In vielen Politikfeldern konnten aber durch gute Zusammenarbeit und beharrliches
Engagement Erfolge und Fortschritte erreicht werden.So ist uns trotz der finanziellen Anforderungen in Zeiten multipler Krisen
gelungen, eine Haushaltssicherung zu vermeiden. Im Umweltbereich haben wir endlich eine Baumschutzsatzung eingeführt, ein
wichtiges Instrument zum Erhalt unserer Bäume, und das Konzept zur naturnahen
Waldbewirtschaftung auf den Weg gebracht. Ökologisch wertvolle Flächen wie das
Hagenbrockwäldchen konnten wir vor einer Bebauung schützen und mit den
Förderprogrammen für Photovoltaik, zur Dach- und Fassadenbegrünung und zur
naturnahen Umwandlung von Schottergärten konnten echte Erfolgsprojekte
eingeführt und fortgesetzt werden. Mit der neuen Stelle der Leerstandsmanagerin wird es in Zukunft besser gelingen,
Leerstände zu nutzen und Baulücken anzugehen. Durch GRÜNES Engagement steht eine von Wissenschaft und Forschung begleitete Machbarkeitsprüfung einer kommunalen Gemeinwohlbilanzierung in den Startlöchern. Durch die Baulandstrategie ermöglichen
wir mehr bezahlbaren Wohnraum. Mit dem Bauprogramm im Bereich Schule machen wir die städtischen Schulen fit für
die zukünftigen Schüler*innen. So werden derzeit einige Schulen neu gebaut,
erweitert und saniert. Mit dem Bildungscampus schaffen wir einen neuen Lernort
in Bielefeld Mitte mit einem Gymnasium und einem integrierten System sowie einem
Förderzentrum für Inklusion. In den letzten Monaten sind viele Menschen nach Bielefeld gekommen, die vor dem
Krieg in der Ukraine geflohen sind.
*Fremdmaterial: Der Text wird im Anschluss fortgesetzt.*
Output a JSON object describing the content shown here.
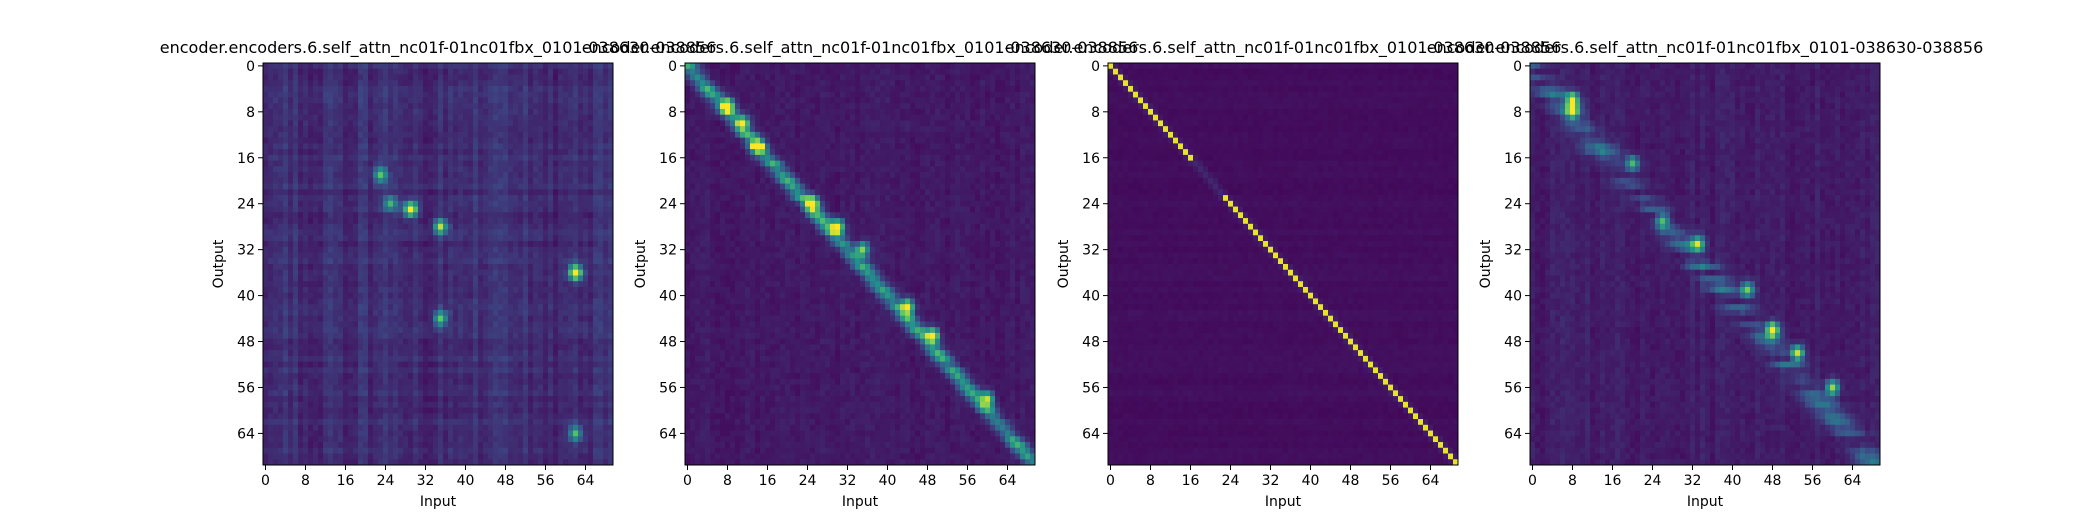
{
  "figure": {
    "background": "#ffffff",
    "colormap": "viridis",
    "colormap_stops": [
      "#440154",
      "#3b528b",
      "#21918c",
      "#5ec962",
      "#fde725"
    ]
  },
  "chart_data": [
    {
      "type": "heatmap",
      "title": "encoder.encoders.6.self_attn_nc01f-01nc01fbx_0101-038630-038856",
      "xlabel": "Input",
      "ylabel": "Output",
      "xlim": [
        0,
        70
      ],
      "ylim": [
        0,
        70
      ],
      "xticks": [
        0,
        8,
        16,
        24,
        32,
        40,
        48,
        56,
        64
      ],
      "yticks": [
        0,
        8,
        16,
        24,
        32,
        40,
        48,
        56,
        64
      ],
      "pattern": "diffuse",
      "hotspots": [
        [
          23,
          19,
          0.6
        ],
        [
          25,
          24,
          0.5
        ],
        [
          29,
          25,
          0.95
        ],
        [
          35,
          28,
          0.75
        ],
        [
          62,
          36,
          1.0
        ],
        [
          35,
          44,
          0.6
        ],
        [
          62,
          64,
          0.55
        ]
      ]
    },
    {
      "type": "heatmap",
      "title": "encoder.encoders.6.self_attn_nc01f-01nc01fbx_0101-038630-038856",
      "xlabel": "Input",
      "ylabel": "Output",
      "xlim": [
        0,
        70
      ],
      "ylim": [
        0,
        70
      ],
      "xticks": [
        0,
        8,
        16,
        24,
        32,
        40,
        48,
        56,
        64
      ],
      "yticks": [
        0,
        8,
        16,
        24,
        32,
        40,
        48,
        56,
        64
      ],
      "pattern": "near-diagonal",
      "hotspots": [
        [
          8,
          7,
          1.0
        ],
        [
          11,
          10,
          0.8
        ],
        [
          14,
          14,
          0.9
        ],
        [
          25,
          24,
          0.95
        ],
        [
          30,
          28,
          0.85
        ],
        [
          35,
          32,
          0.7
        ],
        [
          44,
          42,
          0.9
        ],
        [
          49,
          47,
          0.95
        ],
        [
          60,
          58,
          0.7
        ]
      ]
    },
    {
      "type": "heatmap",
      "title": "encoder.encoders.6.self_attn_nc01f-01nc01fbx_0101-038630-038856",
      "xlabel": "Input",
      "ylabel": "Output",
      "xlim": [
        0,
        70
      ],
      "ylim": [
        0,
        70
      ],
      "xticks": [
        0,
        8,
        16,
        24,
        32,
        40,
        48,
        56,
        64
      ],
      "yticks": [
        0,
        8,
        16,
        24,
        32,
        40,
        48,
        56,
        64
      ],
      "pattern": "diagonal",
      "hotspots": []
    },
    {
      "type": "heatmap",
      "title": "encoder.encoders.6.self_attn_nc01f-01nc01fbx_0101-038630-038856",
      "xlabel": "Input",
      "ylabel": "Output",
      "xlim": [
        0,
        70
      ],
      "ylim": [
        0,
        70
      ],
      "xticks": [
        0,
        8,
        16,
        24,
        32,
        40,
        48,
        56,
        64
      ],
      "yticks": [
        0,
        8,
        16,
        24,
        32,
        40,
        48,
        56,
        64
      ],
      "pattern": "scattered-diagonal",
      "hotspots": [
        [
          8,
          6,
          0.9
        ],
        [
          8,
          8,
          0.7
        ],
        [
          20,
          17,
          0.6
        ],
        [
          26,
          27,
          0.6
        ],
        [
          33,
          31,
          0.75
        ],
        [
          43,
          39,
          0.7
        ],
        [
          48,
          46,
          1.0
        ],
        [
          53,
          50,
          0.85
        ],
        [
          60,
          56,
          0.75
        ]
      ]
    }
  ]
}
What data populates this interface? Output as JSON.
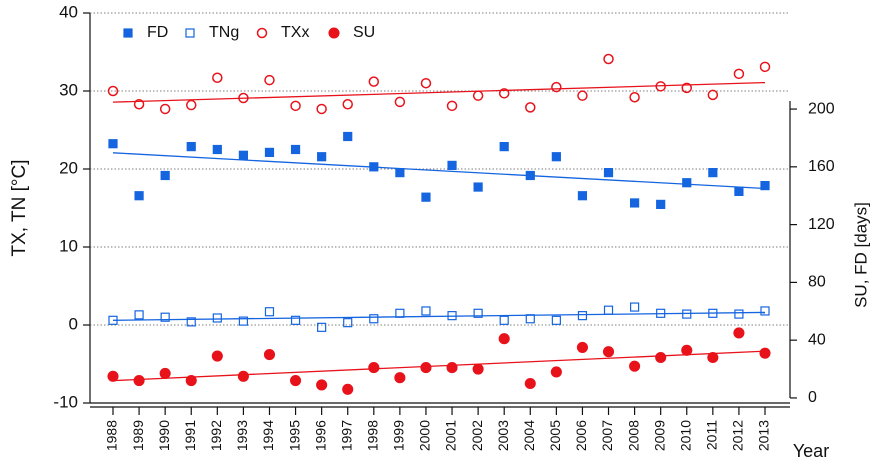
{
  "chart_data": {
    "type": "scatter",
    "x": [
      1988,
      1989,
      1990,
      1991,
      1992,
      1993,
      1994,
      1995,
      1996,
      1997,
      1998,
      1999,
      2000,
      2001,
      2002,
      2003,
      2004,
      2005,
      2006,
      2007,
      2008,
      2009,
      2010,
      2011,
      2012,
      2013
    ],
    "xlim": [
      1988,
      2013
    ],
    "xticks": [
      1988,
      1989,
      1990,
      1991,
      1992,
      1993,
      1994,
      1995,
      1996,
      1997,
      1998,
      1999,
      2000,
      2001,
      2002,
      2003,
      2004,
      2005,
      2006,
      2007,
      2008,
      2009,
      2010,
      2011,
      2012,
      2013
    ],
    "xlabel": "Year",
    "ylabel": "TX, TN [°C]",
    "ylim": [
      -10,
      40
    ],
    "yticks": [
      -10,
      0,
      10,
      20,
      30,
      40
    ],
    "y2label": "SU, FD [days]",
    "y2lim": [
      -3.5,
      266.5
    ],
    "y2ticks": [
      0,
      40,
      80,
      120,
      160,
      200
    ],
    "grid": true,
    "legend": "top-left",
    "trendlines": true,
    "series": [
      {
        "name": "FD",
        "color": "#1565e0",
        "marker": "square",
        "filled": true,
        "axis": "y2",
        "values": [
          176,
          140,
          154,
          174,
          172,
          168,
          170,
          172,
          167,
          181,
          160,
          156,
          139,
          161,
          146,
          174,
          154,
          167,
          140,
          156,
          135,
          134,
          149,
          156,
          143,
          147
        ]
      },
      {
        "name": "TNg",
        "color": "#1565e0",
        "marker": "square",
        "filled": false,
        "values": [
          0.6,
          1.3,
          1.0,
          0.4,
          0.9,
          0.5,
          1.7,
          0.6,
          -0.3,
          0.3,
          0.8,
          1.5,
          1.8,
          1.2,
          1.5,
          0.6,
          0.8,
          0.6,
          1.2,
          1.9,
          2.3,
          1.5,
          1.4,
          1.5,
          1.4,
          1.8
        ]
      },
      {
        "name": "TXx",
        "color": "#e8121b",
        "marker": "circle",
        "filled": false,
        "values": [
          30.0,
          28.3,
          27.7,
          28.2,
          31.7,
          29.1,
          31.4,
          28.1,
          27.7,
          28.3,
          31.2,
          28.6,
          31.0,
          28.1,
          29.4,
          29.7,
          27.9,
          30.5,
          29.4,
          34.1,
          29.2,
          30.6,
          30.4,
          29.5,
          32.2,
          33.1
        ]
      },
      {
        "name": "SU",
        "color": "#e8121b",
        "marker": "circle",
        "filled": true,
        "axis": "y2",
        "values": [
          15,
          12,
          17,
          12,
          29,
          15,
          30,
          12,
          9,
          6,
          21,
          14,
          21,
          21,
          20,
          41,
          10,
          18,
          35,
          32,
          22,
          28,
          33,
          28,
          45,
          31
        ]
      }
    ]
  }
}
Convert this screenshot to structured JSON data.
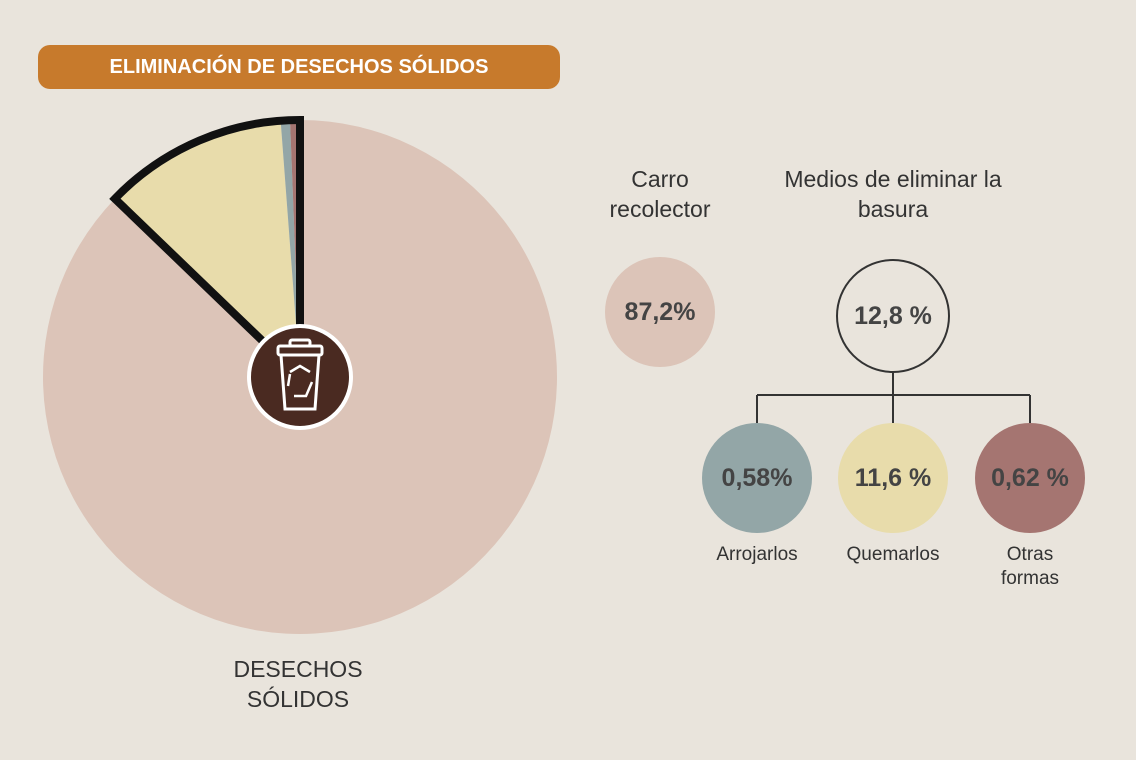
{
  "chart_data": {
    "type": "pie",
    "title": "ELIMINACIÓN DE DESECHOS SÓLIDOS",
    "center_label": "DESECHOS SÓLIDOS",
    "categories": [
      "Carro recolector",
      "Quemarlos",
      "Arrojarlos",
      "Otras formas"
    ],
    "values": [
      87.2,
      11.6,
      0.58,
      0.62
    ],
    "value_labels": [
      "87,2%",
      "11,6 %",
      "0,58%",
      "0,62 %"
    ],
    "colors": [
      "#dcc4b8",
      "#e8dcab",
      "#93a6a7",
      "#a57571"
    ],
    "group": {
      "name": "Medios de eliminar la basura",
      "value": 12.8,
      "value_label": "12,8 %"
    }
  }
}
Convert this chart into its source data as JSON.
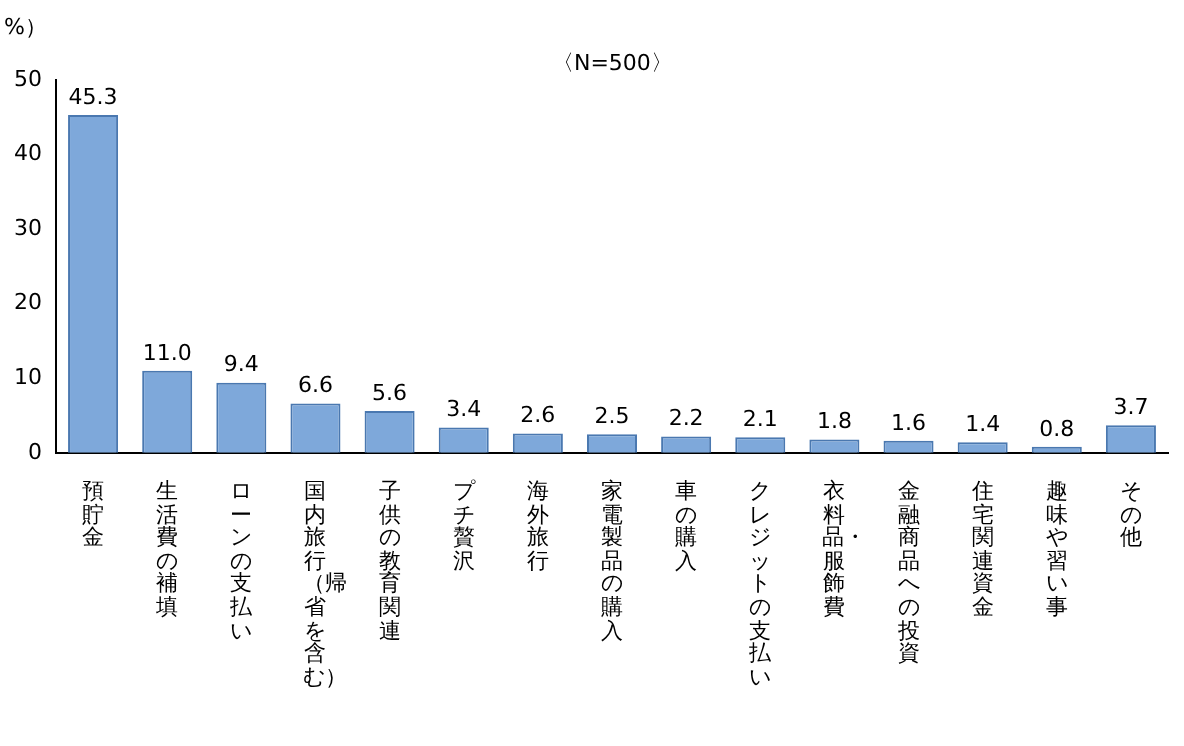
{
  "chart_data": {
    "type": "bar",
    "title": "〈N=500〉",
    "ylabel": "%）",
    "categories": [
      "預貯金",
      "生活費の補填",
      "ローンの支払い",
      "国内旅行（帰省を含む）",
      "子供の教育関連",
      "プチ贅沢",
      "海外旅行",
      "家電製品の購入",
      "車の購入",
      "クレジットの支払い",
      "衣料品・服飾費",
      "金融商品への投資",
      "住宅関連資金",
      "趣味や習い事",
      "その他"
    ],
    "values": [
      45.3,
      11.0,
      9.4,
      6.6,
      5.6,
      3.4,
      2.6,
      2.5,
      2.2,
      2.1,
      1.8,
      1.6,
      1.4,
      0.8,
      3.7
    ],
    "value_labels": [
      "45.3",
      "11.0",
      "9.4",
      "6.6",
      "5.6",
      "3.4",
      "2.6",
      "2.5",
      "2.2",
      "2.1",
      "1.8",
      "1.6",
      "1.4",
      "0.8",
      "3.7"
    ],
    "color": "#7ea8da",
    "ylim": [
      0,
      50
    ],
    "yticks": [
      0,
      10,
      20,
      30,
      40,
      50
    ],
    "grid": false,
    "legend": false
  }
}
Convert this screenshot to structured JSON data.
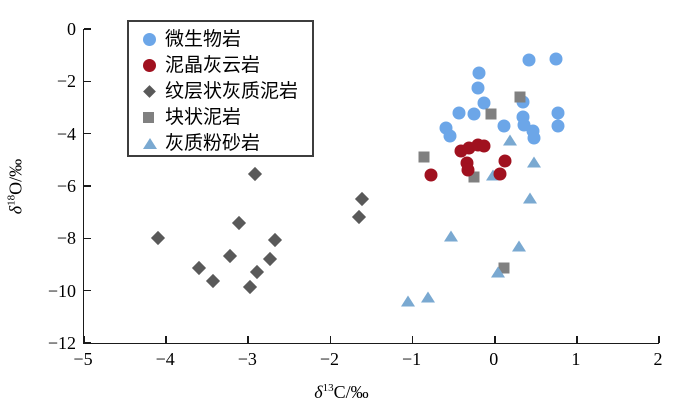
{
  "figure": {
    "background": "#ffffff"
  },
  "axes": {
    "x": {
      "delta": "δ",
      "sup": "13",
      "rest": "C/‰"
    },
    "y": {
      "delta": "δ",
      "sup": "18",
      "rest": "O/‰"
    }
  },
  "chart_data": {
    "type": "scatter",
    "title": "",
    "xlabel": "δ13C/‰",
    "ylabel": "δ18O/‰",
    "xlim": [
      -5,
      2
    ],
    "ylim": [
      -12,
      0
    ],
    "x_ticks": [
      -5,
      -4,
      -3,
      -2,
      -1,
      0,
      1,
      2
    ],
    "y_ticks": [
      0,
      -2,
      -4,
      -6,
      -8,
      -10,
      -12
    ],
    "grid": false,
    "legend_position": "upper-left-inside",
    "series": [
      {
        "name": "微生物岩",
        "marker": "circle",
        "color": "#6CA6E8",
        "points": [
          [
            0.42,
            -1.18
          ],
          [
            0.74,
            -1.15
          ],
          [
            -0.19,
            -1.68
          ],
          [
            -0.2,
            -2.25
          ],
          [
            -0.13,
            -2.82
          ],
          [
            0.34,
            -2.79
          ],
          [
            -0.44,
            -3.21
          ],
          [
            -0.25,
            -3.24
          ],
          [
            0.77,
            -3.21
          ],
          [
            0.35,
            -3.36
          ],
          [
            0.36,
            -3.66
          ],
          [
            0.11,
            -3.7
          ],
          [
            -0.59,
            -3.78
          ],
          [
            -0.55,
            -4.08
          ],
          [
            0.47,
            -3.89
          ],
          [
            0.48,
            -4.16
          ],
          [
            0.77,
            -3.7
          ]
        ]
      },
      {
        "name": "泥晶灰云岩",
        "marker": "circle",
        "color": "#A0111F",
        "points": [
          [
            -0.77,
            -5.57
          ],
          [
            -0.41,
            -4.66
          ],
          [
            -0.31,
            -4.54
          ],
          [
            -0.2,
            -4.43
          ],
          [
            -0.13,
            -4.47
          ],
          [
            -0.34,
            -5.11
          ],
          [
            -0.32,
            -5.38
          ],
          [
            0.12,
            -5.04
          ],
          [
            0.06,
            -5.55
          ]
        ]
      },
      {
        "name": "纹层状灰质泥岩",
        "marker": "diamond",
        "color": "#595959",
        "points": [
          [
            -2.92,
            -5.53
          ],
          [
            -1.62,
            -6.49
          ],
          [
            -1.65,
            -7.18
          ],
          [
            -3.11,
            -7.4
          ],
          [
            -4.1,
            -7.98
          ],
          [
            -2.68,
            -8.05
          ],
          [
            -3.22,
            -8.66
          ],
          [
            -2.74,
            -8.78
          ],
          [
            -3.6,
            -9.12
          ],
          [
            -2.89,
            -9.27
          ],
          [
            -3.43,
            -9.62
          ],
          [
            -2.98,
            -9.85
          ]
        ]
      },
      {
        "name": "块状泥岩",
        "marker": "square",
        "color": "#808080",
        "points": [
          [
            0.31,
            -2.6
          ],
          [
            -0.05,
            -3.24
          ],
          [
            -0.86,
            -4.89
          ],
          [
            -0.25,
            -5.65
          ],
          [
            0.11,
            -9.12
          ]
        ]
      },
      {
        "name": "灰质粉砂岩",
        "marker": "triangle",
        "color": "#7AA9D1",
        "points": [
          [
            0.18,
            -4.24
          ],
          [
            0.48,
            -5.08
          ],
          [
            -0.02,
            -5.57
          ],
          [
            0.43,
            -6.45
          ],
          [
            -0.53,
            -7.9
          ],
          [
            0.29,
            -8.28
          ],
          [
            0.04,
            -9.27
          ],
          [
            -0.81,
            -10.23
          ],
          [
            -1.06,
            -10.38
          ]
        ]
      }
    ]
  }
}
Es ist den vielen Akteur*innen in
Verwaltung, Kommunalpolitik, Sozialverbänden und Zivilgesellschaft gelungen,
Unterkünfte, Versorgung und Unterstützung für Geflüchtete sicherzustellen, wie
unter anderem mit der Zwischennutzung der Häuser, in denen Angehörige der
britischen Armee gewohnt haben. Zur Erhaltung des sozialen Netzes haben wir die Leistungs- und
Finanzierungsvereinbarungen mit freien Trägern erweitert und verlängert.
Maßnahmen wie ein preiswertes Bielefeld-Pass-Ticket für den ÖPNV, der
kostenloser Eintritt in Schwimmbäder für Bi-Pass-Ticket-Inhaber*innen,
kostenlose Museumsbesuche für Minderjährige und die kostenlose Ausgabe von
Menstruationsartikel in Schulen und an öffentlichen Orten waren kleine, aber
bedeutsame Schritte für die Förderung sozialer Gerechtigkeit. Wir gehen zuversichtlich und mit einer klaren Haltung in die zweite Halbzeit der
Wahlperiode:

Flächen als das kostbare Gut behandeln, das sie
sind!

Die effiziente Nutzung bereits versiegelter Flächen und bestehender Gebäude
haben für uns oberste Priorität. Mit Beratungsmaßnahmen sowie Informationskampagnen schaffen wir Wohnraum im
Bestand durch Untervermietung, Dachgeschossausbau oder Trennung von Wohnungen. In einer fraktionsübergreifenden Arbeitsgruppe werden bis zum Sommer Leitlinien
für Neubauten im Bereich Wohnen und Gewerbe auf bereits versiegelten Flächen in
Mehrgeschossbauweise entstehen, flächenfressende Bauten auf der grünen Wiese
müssen der Vergangenheit angehören. Neue Quartiere, die z.B. auf
Konversionsflächen entwickelt werden, sind stark autoreduziert- bis autofrei zu
planen. Die Kriterien und Vorgaben des Zielkonzepts Naturschutz und das
Klimaanpassungskonzepts sind einzuhalten, Flächen wie der Sprungbachwald bleiben
erhalten.

Ressourcen schützen!

Die Verfügbarkeit unserer Rohstoffe ist endlich, deshalb mit ihnen sorgsam
umgehen. Gerade der Bausektor verschlingt Unmengen von Energie und Rohstoffen.
Wir setzen uns ein für Sanierung im Bestand statt Neubau, für die Nutzung von
Recyclingbaustoffen und Cradle-to-Cradle-Bauelementen. Am besten ist, wenn Abfall gar nicht erst entsteht. Deswegen unterstützen wir
Mehrweg in den Bielefelder Gastros, den unverpackten Einkauf und Zero-Waste-
Konzepte. Stadtfeste müssen auch für die Umwelt ein Grund zum Feiern sein. Das
geht am besten mit Mehrweggeschirr und Spülmobil.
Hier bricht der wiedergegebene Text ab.